When she was twelve she realised

that big was bad and she despised

the buds of breasts that just appeared,

for she might now look fat, she feared.

So this young girl of chubby form,

she sadly thought it was the norm

to diet and to exercise.

To be like mum – her crucial prize.

When in her teens her carbs she cut,

along with fatty things that put

an ounce of flesh upon her waist.

Her view of self was sure misplaced.

For in the mirror she would look,

while standing tall she’d try to suck

her tummy in but sadly there

was not an ounce of flesh to share.

With every day her frame grew thin.

A chubby girl she saw within.

The bones protruding from her hips

and still no food would pass her lips.

At sixteen she could walk no more,

emaciated to the core,

with failing heart and fading sight.

No will to live or win this fight.

Her mother sat beside her bed.

A string of endless prayers she said,

but through the night she cried bereft

because her darling girl had left.

So is society to blame?

Yes, we should hang our heads in shame.

This twisted world we’re living in

despises fat and honours thin.

As parents we should fight the fight

and be our children’s guiding light.

Maria xx

13 comments so far

  • Great post Maria, but I’m afraid you’re missing the point slightly.

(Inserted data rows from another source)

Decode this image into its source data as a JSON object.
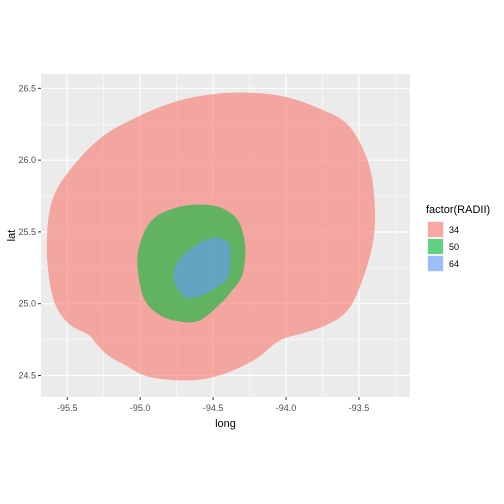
{
  "chart_data": {
    "type": "area",
    "xlabel": "long",
    "ylabel": "lat",
    "xlim": [
      -95.68,
      -93.15
    ],
    "ylim": [
      24.35,
      26.6
    ],
    "x_ticks": [
      -95.5,
      -95.25,
      -95.0,
      -94.75,
      -94.5,
      -94.25,
      -94.0,
      -93.75,
      -93.5,
      -93.25
    ],
    "x_tick_labels": [
      "-95.5",
      "",
      "-95.0",
      "",
      "-94.5",
      "",
      "-94.0",
      "",
      "-93.5",
      ""
    ],
    "y_ticks": [
      24.5,
      24.75,
      25.0,
      25.25,
      25.5,
      25.75,
      26.0,
      26.25,
      26.5
    ],
    "y_tick_labels": [
      "24.5",
      "",
      "25.0",
      "",
      "25.5",
      "",
      "26.0",
      "",
      "26.5"
    ],
    "grid": true,
    "legend_title": "factor(RADII)",
    "legend_position": "right",
    "series": [
      {
        "name": "34",
        "color": "#F8766D",
        "opacity": 0.6,
        "x": [
          -94.25,
          -94.0,
          -93.75,
          -93.58,
          -93.46,
          -93.4,
          -93.4,
          -93.5,
          -93.6,
          -93.75,
          -93.9,
          -94.05,
          -94.2,
          -94.4,
          -94.6,
          -94.8,
          -94.97,
          -95.1,
          -95.22,
          -95.3,
          -95.35,
          -95.5,
          -95.6,
          -95.64,
          -95.6,
          -95.45,
          -95.25,
          -95.0,
          -94.75,
          -94.5,
          -94.25
        ],
        "y": [
          26.47,
          26.44,
          26.35,
          26.25,
          26.05,
          25.8,
          25.45,
          25.1,
          24.93,
          24.84,
          24.79,
          24.74,
          24.62,
          24.52,
          24.47,
          24.47,
          24.5,
          24.57,
          24.64,
          24.72,
          24.78,
          24.87,
          25.05,
          25.4,
          25.73,
          25.97,
          26.17,
          26.31,
          26.41,
          26.46,
          26.47
        ]
      },
      {
        "name": "50",
        "color": "#00BA38",
        "opacity": 0.6,
        "x": [
          -94.6,
          -94.45,
          -94.33,
          -94.28,
          -94.3,
          -94.38,
          -94.46,
          -94.6,
          -94.75,
          -94.88,
          -94.98,
          -95.02,
          -94.98,
          -94.9,
          -94.75,
          -94.6
        ],
        "y": [
          25.69,
          25.67,
          25.58,
          25.4,
          25.2,
          25.08,
          24.99,
          24.88,
          24.88,
          24.93,
          25.05,
          25.3,
          25.48,
          25.6,
          25.67,
          25.69
        ]
      },
      {
        "name": "64",
        "color": "#619CFF",
        "opacity": 0.6,
        "x": [
          -94.5,
          -94.4,
          -94.38,
          -94.4,
          -94.48,
          -94.6,
          -94.7,
          -94.77,
          -94.75,
          -94.7,
          -94.6,
          -94.5
        ],
        "y": [
          25.46,
          25.43,
          25.32,
          25.18,
          25.11,
          25.05,
          25.05,
          25.17,
          25.28,
          25.34,
          25.42,
          25.46
        ]
      }
    ]
  }
}
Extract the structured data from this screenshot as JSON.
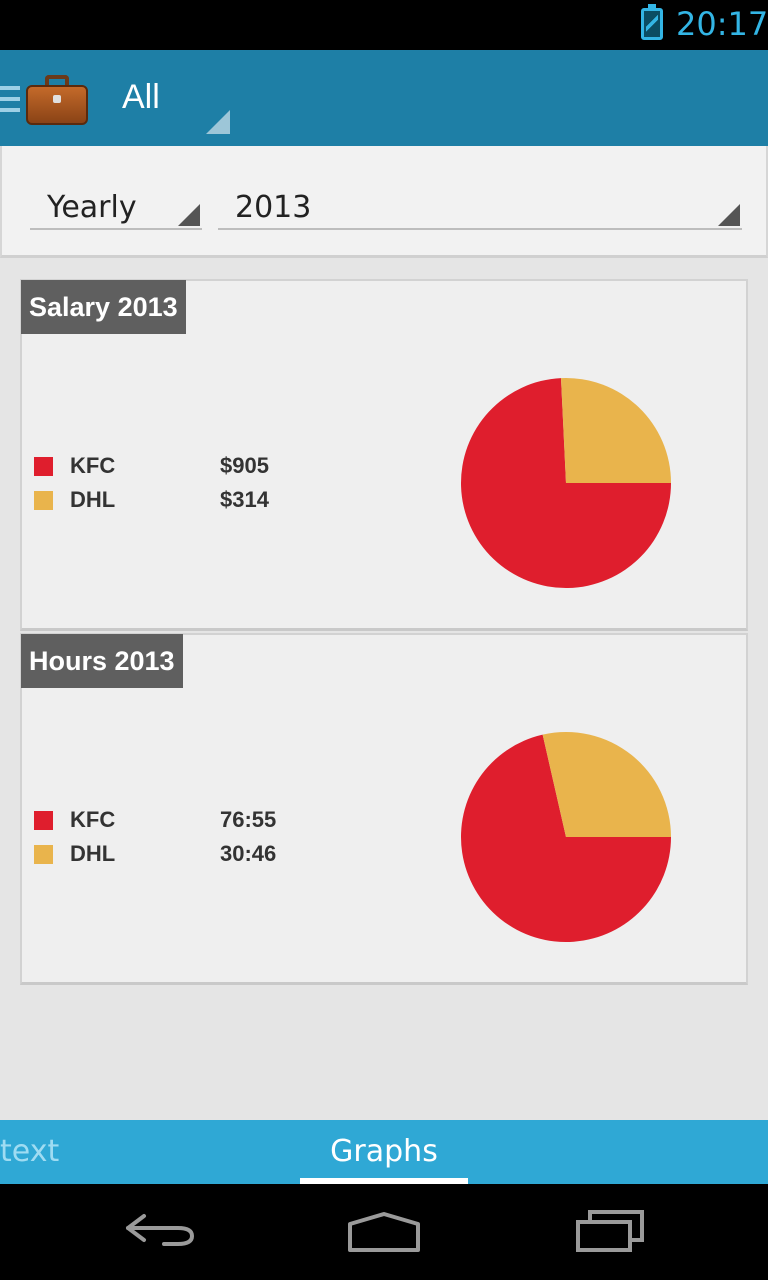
{
  "status_bar": {
    "time": "20:17",
    "battery_icon": "battery-charging-icon",
    "accent_color": "#33b5e5"
  },
  "action_bar": {
    "title": "All",
    "menu_icon": "hamburger-icon",
    "app_icon": "briefcase-icon",
    "background_color": "#1e7fa6"
  },
  "filters": {
    "period": "Yearly",
    "year": "2013"
  },
  "salary_card": {
    "title": "Salary 2013",
    "items": [
      {
        "label": "KFC",
        "value": "$905",
        "color": "#df1e2d"
      },
      {
        "label": "DHL",
        "value": "$314",
        "color": "#e9b44c"
      }
    ]
  },
  "hours_card": {
    "title": "Hours 2013",
    "items": [
      {
        "label": "KFC",
        "value": "76:55",
        "color": "#df1e2d"
      },
      {
        "label": "DHL",
        "value": "30:46",
        "color": "#e9b44c"
      }
    ]
  },
  "chart_data": [
    {
      "type": "pie",
      "title": "Salary 2013",
      "categories": [
        "KFC",
        "DHL"
      ],
      "values": [
        905,
        314
      ],
      "colors": [
        "#df1e2d",
        "#e9b44c"
      ]
    },
    {
      "type": "pie",
      "title": "Hours 2013",
      "categories": [
        "KFC",
        "DHL"
      ],
      "values": [
        76.9167,
        30.7667
      ],
      "colors": [
        "#df1e2d",
        "#e9b44c"
      ]
    }
  ],
  "tabs": [
    {
      "label": "text",
      "selected": false
    },
    {
      "label": "Graphs",
      "selected": true
    }
  ],
  "system_nav": {
    "back_icon": "back-icon",
    "home_icon": "home-icon",
    "recents_icon": "recents-icon"
  }
}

    As a long-term sufferer (for want of a better word) of a variety of eating disorders, I want to explain that societal pressures are only a tiny factor in the development of eating disorders. In fact, peer pressure will only have an effect if various other factors are already in place.

    In fact, I think I have too much to say on this subject to hijack someone else’s post – maybe I’ll blog myself tomorrow, if I get the chance.

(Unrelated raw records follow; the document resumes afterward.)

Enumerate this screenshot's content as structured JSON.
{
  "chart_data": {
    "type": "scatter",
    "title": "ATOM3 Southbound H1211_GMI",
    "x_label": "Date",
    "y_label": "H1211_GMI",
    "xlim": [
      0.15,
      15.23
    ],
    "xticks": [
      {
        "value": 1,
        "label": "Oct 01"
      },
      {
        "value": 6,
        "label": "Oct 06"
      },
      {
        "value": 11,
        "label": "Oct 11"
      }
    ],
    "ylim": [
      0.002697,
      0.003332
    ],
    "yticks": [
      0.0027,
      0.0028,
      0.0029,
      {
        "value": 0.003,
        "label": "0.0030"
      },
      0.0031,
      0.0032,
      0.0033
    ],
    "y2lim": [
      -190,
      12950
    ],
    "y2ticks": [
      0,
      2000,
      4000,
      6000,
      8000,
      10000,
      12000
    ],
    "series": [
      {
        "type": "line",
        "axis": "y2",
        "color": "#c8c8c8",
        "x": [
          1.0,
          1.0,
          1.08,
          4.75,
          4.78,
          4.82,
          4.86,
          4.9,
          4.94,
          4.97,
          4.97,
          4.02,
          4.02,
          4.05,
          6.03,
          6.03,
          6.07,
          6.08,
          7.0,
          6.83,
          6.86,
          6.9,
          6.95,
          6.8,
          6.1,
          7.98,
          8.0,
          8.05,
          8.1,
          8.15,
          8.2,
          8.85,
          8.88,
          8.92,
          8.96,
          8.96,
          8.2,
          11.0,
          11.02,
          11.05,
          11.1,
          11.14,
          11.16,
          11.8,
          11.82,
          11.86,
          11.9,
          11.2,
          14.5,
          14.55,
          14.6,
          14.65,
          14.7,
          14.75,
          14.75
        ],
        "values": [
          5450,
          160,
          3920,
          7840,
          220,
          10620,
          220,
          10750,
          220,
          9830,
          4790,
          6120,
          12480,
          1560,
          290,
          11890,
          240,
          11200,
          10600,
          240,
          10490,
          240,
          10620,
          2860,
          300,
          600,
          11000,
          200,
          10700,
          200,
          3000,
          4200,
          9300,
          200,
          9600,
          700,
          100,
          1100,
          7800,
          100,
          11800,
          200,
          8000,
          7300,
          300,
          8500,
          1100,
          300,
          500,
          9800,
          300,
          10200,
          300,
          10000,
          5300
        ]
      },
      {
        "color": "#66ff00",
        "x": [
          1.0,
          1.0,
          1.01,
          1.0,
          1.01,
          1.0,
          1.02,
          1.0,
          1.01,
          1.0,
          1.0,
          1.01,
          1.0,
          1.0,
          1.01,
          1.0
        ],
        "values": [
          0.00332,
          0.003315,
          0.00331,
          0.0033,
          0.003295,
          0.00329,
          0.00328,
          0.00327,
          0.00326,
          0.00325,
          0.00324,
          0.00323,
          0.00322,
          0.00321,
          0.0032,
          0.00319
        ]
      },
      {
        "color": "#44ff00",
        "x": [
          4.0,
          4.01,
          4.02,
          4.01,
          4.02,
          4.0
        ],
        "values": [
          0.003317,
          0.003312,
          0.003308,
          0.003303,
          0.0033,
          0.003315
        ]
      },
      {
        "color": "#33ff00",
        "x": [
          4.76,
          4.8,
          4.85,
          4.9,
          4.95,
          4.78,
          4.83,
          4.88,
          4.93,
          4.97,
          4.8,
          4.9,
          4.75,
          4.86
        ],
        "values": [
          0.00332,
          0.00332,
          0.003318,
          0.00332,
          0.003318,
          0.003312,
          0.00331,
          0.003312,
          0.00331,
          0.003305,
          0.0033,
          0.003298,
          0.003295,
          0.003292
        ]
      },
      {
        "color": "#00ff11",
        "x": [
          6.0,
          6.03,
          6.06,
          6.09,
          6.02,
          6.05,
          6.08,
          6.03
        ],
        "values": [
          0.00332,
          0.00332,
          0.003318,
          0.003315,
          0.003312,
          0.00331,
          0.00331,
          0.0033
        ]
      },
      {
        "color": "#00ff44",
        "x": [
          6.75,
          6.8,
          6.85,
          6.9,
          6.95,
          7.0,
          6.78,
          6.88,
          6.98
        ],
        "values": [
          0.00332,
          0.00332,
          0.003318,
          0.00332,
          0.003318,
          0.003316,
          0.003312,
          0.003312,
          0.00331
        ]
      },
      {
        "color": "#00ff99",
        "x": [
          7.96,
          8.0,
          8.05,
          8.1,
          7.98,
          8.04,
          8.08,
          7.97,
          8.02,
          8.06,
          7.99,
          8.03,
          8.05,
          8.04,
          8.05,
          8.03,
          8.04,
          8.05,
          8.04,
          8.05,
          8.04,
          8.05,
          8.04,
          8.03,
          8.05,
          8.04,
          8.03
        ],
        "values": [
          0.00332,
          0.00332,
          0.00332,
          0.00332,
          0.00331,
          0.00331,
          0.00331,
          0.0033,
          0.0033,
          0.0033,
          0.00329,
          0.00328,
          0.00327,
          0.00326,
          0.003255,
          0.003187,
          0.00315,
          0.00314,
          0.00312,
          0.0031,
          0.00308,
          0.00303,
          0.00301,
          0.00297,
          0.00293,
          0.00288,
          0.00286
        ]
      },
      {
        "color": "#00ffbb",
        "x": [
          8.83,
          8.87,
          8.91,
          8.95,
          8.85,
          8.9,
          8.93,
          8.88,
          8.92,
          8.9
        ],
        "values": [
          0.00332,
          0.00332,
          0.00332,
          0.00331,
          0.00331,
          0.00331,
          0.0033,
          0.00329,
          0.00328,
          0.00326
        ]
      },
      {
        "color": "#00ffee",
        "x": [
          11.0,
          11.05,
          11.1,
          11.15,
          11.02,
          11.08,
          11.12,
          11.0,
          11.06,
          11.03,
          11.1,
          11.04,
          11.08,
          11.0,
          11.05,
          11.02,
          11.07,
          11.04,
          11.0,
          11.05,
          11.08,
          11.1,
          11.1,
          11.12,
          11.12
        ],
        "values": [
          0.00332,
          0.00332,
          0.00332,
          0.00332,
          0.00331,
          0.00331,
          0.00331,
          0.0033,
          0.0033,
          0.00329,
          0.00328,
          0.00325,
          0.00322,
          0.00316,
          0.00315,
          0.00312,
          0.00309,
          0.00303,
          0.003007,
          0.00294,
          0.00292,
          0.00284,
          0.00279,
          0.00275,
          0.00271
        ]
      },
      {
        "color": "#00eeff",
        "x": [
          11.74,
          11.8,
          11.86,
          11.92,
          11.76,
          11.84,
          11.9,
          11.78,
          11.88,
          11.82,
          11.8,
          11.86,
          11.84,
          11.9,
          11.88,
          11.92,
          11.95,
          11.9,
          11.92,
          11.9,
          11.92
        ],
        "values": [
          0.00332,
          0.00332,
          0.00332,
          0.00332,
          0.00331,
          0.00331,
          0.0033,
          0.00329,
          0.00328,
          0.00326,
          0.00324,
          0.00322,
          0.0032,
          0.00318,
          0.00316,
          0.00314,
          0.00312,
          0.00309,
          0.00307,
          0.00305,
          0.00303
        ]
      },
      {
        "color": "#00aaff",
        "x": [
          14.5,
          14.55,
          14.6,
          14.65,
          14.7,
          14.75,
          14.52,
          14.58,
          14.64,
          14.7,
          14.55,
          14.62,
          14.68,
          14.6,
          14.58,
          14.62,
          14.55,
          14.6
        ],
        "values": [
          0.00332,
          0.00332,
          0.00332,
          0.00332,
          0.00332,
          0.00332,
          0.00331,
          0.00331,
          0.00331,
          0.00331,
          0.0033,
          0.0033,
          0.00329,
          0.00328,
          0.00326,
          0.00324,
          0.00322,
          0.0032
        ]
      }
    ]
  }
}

    Well done for raising the issue though Maria, and getting everyone talking about it! 🙂

    • Hi Jane. Thanks for your comment. I’m sorry you thought I misrepresented the facts. That’s the very reason I said that the whole subject is too vast and complex for me to go into. I know that there are many reasons for people developing eating disorders and social pressures are only part of it. My point was that as a mother of a teenager, I can see how social pressures are already having an effect on her. It’s a huge subject – worthy of a book and not just a blog post – and I was just touching on a part of it that I can relate to. I look forward to your post. Maria x

      • Hey hon, I didn’t mean any offence! This is a highly emotive issue and I’m afraid I get rather touchy about it.

        Sorry for hijacking your post, but you’ve given me plenty to think about! 🙂

  • Great post Maria! It is so very sad to watch a beautiful young woman go to waste, famishing herself to death. People with an eating disorder look at themselves through a filtered glass, contorted to suit the image in their minds. While they are so lovely and beautiful. They have the right to be themselves and deserve to be loved, no matter what their weight is!

  • What a great poem and a wonderful message to parents. Children are under so much pressure to look good, they often find themselves unhappy for not being perfect. But does anyone know a human being that IS perfect? I don’t.